Quels outils utiliser pour une stratégie de contenu basée sur les piliers ? +
Miro pour cartographier sa stratégie de contenu en mind map collaboratif. Canva pour décliner les visuels sur tous les formats. Headliner ou Ausha pour les extraits audio en vidéo. Ces outils ne remplacent pas la réflexion stratégique - si les piliers ne sont pas définis, les outils accélèrent juste la production de contenu sans direction.
La stratégie de contenu par piliers fonctionne-t-elle pour les petites équipes ? +
C'est même là qu'elle est la plus utile. Une petite équipe ou un solopreneur ne peut pas tout couvrir. Définir trois sujets piliers force une concentration des ressources là où elles ont le plus d'impact. Le risque inverse, produire en mode réactif sur tous les canaux, mène à l'épuisement sans résultats mesurables.
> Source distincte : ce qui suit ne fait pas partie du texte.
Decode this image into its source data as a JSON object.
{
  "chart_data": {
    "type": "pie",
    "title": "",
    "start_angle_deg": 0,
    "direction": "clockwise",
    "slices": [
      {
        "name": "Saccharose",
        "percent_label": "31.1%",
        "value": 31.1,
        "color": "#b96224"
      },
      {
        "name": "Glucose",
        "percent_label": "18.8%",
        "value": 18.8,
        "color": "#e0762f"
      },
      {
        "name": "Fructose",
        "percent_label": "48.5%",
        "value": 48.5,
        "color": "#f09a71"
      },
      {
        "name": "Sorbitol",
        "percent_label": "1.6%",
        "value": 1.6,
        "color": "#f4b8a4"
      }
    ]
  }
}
Comment mesurer si sa stratégie de contenu par piliers fonctionne ? +
C'est la limite que Caroline Mignaux n'adresse pas complètement dans cet épisode. Elle mentionne l'idée de mieux mesurer ses résultats, mais sans entrer dans le détail. En pratique, il faut définir des KPIs par pilier - pas juste des métriques de vanité comme les impressions. Le bon indicateur, c'est celui qui se connecte directement à l'objectif business du pilier : leads générés, taux de conversion, satisfaction client mesurée.